Poutines on two wheels


By Dana Lacey

Late this summer my buddy and I loaded our bikes onto a train and headed to the east coast of Quebec to eat our weight in poutine and bike along the famous Route Verte -- a 4,300-kilometre network of bike trails, lanes, dirt roads and paved highway shoulders.You can read about the Route in my story for the National Post. But since I also lugged along my camera gear -- including bungee-cording a tripod to the back of my bike, which I hated myself for somewhere around the 20th hill -- I thought I'd also share some photos here.

There were bikes everywhere, and in the small towns nobody locked them. It's a beautiful trip, if you're up for the hills.

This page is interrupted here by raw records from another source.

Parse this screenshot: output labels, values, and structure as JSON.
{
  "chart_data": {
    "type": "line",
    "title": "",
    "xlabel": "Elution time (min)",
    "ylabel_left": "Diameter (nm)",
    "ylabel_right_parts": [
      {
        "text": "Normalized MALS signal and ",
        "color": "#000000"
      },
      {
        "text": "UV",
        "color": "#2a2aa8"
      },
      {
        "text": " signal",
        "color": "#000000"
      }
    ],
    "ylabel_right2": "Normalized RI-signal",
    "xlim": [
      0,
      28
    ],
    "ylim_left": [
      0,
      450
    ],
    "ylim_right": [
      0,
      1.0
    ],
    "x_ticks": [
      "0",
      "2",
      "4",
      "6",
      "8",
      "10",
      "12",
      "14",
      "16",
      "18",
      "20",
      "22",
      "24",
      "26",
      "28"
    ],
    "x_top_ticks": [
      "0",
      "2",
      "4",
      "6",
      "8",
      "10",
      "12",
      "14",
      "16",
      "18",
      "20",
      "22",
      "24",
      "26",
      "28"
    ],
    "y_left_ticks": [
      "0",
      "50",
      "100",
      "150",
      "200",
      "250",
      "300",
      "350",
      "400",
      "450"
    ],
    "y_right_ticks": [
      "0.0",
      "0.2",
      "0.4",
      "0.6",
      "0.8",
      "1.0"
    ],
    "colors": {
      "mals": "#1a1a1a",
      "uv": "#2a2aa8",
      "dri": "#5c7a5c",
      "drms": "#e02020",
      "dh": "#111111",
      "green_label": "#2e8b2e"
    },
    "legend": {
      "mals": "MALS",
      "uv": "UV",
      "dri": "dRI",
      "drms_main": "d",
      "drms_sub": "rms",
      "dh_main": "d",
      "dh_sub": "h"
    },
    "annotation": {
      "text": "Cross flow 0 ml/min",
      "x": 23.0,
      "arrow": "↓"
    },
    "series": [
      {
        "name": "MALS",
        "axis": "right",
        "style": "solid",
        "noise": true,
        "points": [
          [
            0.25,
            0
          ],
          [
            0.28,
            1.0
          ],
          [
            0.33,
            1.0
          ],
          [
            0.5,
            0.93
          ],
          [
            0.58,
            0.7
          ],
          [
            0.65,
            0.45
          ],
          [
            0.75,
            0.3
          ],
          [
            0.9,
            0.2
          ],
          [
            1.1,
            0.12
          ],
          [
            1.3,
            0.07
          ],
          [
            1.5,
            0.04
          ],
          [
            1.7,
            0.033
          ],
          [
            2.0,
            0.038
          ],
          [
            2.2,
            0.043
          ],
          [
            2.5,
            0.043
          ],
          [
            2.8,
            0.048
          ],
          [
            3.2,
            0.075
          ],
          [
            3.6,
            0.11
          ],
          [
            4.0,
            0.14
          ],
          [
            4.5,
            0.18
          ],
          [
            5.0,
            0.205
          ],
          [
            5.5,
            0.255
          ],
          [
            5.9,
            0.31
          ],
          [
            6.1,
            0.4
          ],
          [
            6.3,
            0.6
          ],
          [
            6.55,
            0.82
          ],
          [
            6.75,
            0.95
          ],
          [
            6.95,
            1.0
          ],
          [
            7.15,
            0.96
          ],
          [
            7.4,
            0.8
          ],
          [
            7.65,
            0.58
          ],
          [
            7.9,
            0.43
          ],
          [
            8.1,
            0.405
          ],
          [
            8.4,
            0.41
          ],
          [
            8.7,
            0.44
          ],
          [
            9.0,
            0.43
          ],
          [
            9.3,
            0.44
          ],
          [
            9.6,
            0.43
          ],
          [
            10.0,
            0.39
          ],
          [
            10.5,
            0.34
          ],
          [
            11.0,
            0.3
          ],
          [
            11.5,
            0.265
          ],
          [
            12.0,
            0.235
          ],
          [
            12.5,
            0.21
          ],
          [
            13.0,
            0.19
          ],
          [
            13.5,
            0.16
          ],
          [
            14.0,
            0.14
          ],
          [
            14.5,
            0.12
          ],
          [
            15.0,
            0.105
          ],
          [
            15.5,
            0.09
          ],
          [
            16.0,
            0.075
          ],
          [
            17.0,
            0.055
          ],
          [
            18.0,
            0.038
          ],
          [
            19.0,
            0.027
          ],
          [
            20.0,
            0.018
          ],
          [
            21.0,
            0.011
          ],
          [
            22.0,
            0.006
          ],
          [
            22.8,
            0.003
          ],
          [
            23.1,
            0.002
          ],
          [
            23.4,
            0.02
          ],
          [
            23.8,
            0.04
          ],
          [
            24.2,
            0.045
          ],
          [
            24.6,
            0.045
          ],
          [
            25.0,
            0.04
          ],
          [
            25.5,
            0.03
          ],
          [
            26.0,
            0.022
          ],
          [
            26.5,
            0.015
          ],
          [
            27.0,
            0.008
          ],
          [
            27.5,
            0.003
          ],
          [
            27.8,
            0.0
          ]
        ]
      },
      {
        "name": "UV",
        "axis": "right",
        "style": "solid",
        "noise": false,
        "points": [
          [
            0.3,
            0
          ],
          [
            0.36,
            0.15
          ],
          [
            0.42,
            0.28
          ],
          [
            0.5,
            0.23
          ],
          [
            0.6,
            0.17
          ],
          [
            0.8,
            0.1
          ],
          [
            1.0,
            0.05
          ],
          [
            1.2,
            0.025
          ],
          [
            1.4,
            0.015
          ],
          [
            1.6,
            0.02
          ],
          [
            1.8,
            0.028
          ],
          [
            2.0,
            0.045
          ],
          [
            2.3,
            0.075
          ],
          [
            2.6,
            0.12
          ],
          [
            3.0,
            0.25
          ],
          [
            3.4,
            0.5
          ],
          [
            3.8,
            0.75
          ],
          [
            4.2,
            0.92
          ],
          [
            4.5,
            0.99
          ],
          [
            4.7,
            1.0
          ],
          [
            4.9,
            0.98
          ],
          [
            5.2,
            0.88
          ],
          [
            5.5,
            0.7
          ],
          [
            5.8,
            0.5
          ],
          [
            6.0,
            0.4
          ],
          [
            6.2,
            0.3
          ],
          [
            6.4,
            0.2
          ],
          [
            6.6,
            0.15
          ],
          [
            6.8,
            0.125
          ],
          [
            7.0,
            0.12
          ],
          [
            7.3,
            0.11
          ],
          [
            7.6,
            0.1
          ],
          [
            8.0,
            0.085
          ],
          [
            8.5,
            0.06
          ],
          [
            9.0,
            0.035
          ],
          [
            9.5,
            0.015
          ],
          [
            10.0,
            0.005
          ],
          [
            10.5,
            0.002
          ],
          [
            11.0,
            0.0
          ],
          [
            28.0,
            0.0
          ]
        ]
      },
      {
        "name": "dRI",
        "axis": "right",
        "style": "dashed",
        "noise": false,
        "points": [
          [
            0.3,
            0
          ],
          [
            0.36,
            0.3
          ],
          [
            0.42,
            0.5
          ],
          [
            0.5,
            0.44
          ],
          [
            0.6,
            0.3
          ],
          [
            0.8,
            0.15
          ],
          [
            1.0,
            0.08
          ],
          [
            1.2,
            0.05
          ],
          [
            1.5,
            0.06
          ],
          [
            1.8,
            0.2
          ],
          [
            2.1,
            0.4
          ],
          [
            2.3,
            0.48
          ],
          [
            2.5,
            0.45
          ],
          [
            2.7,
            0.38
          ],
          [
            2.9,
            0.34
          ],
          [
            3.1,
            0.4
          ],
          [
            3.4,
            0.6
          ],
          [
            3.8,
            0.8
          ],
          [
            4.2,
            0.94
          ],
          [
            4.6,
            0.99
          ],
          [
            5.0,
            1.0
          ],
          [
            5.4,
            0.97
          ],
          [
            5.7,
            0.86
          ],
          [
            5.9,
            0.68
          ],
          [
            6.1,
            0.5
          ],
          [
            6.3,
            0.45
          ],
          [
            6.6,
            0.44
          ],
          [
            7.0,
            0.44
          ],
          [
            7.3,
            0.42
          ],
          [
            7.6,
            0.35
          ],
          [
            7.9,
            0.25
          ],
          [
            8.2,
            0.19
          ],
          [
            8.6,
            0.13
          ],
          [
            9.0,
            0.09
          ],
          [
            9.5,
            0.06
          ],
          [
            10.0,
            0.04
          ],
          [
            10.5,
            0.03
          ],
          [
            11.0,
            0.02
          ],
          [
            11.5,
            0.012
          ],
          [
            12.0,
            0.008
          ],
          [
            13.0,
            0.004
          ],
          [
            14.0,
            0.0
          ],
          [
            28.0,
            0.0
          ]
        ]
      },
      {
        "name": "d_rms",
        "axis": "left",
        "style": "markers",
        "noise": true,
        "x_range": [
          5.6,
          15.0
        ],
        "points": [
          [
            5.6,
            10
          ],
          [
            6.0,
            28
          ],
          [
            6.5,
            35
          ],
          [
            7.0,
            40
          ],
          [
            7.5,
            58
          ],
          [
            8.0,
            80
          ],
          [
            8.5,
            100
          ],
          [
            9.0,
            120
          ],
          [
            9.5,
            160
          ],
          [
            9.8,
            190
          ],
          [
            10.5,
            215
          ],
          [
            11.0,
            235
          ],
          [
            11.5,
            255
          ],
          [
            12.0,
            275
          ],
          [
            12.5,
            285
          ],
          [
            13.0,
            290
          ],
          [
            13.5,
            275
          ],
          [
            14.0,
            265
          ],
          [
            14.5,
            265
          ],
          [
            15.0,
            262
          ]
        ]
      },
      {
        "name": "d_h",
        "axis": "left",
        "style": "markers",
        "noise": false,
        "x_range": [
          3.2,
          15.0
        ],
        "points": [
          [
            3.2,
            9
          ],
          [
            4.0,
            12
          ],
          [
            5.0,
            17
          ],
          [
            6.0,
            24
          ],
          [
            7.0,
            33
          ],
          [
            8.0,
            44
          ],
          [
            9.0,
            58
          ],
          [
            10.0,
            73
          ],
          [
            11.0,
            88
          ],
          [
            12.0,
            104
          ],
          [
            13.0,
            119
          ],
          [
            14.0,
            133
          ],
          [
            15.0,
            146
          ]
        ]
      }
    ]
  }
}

Decisions, decisions. In Parc Bic.

Our workhorses

Found a town in Bas-St-Laurent whose chief export was sunflowers

View from the saddle.

We did have the share the road.

My gear.

My fuel.

Stumbled across these insane contraptions, built using bicycle parts and plastic lawn chairs. Apparently the inventor likes to scoot around town in them, to the chagrin of his neighbours.

The largest town was Rimouski (population 42,000), which boasted an extensive and envy-worthy bike path that stretched along the waterfront.

A very impractical solution to hydration. Spotted in Rimouski.

Did I mention that my gears AND my brakes stopped working?

Admittedly I've had this seat for years...but finally busted the seam.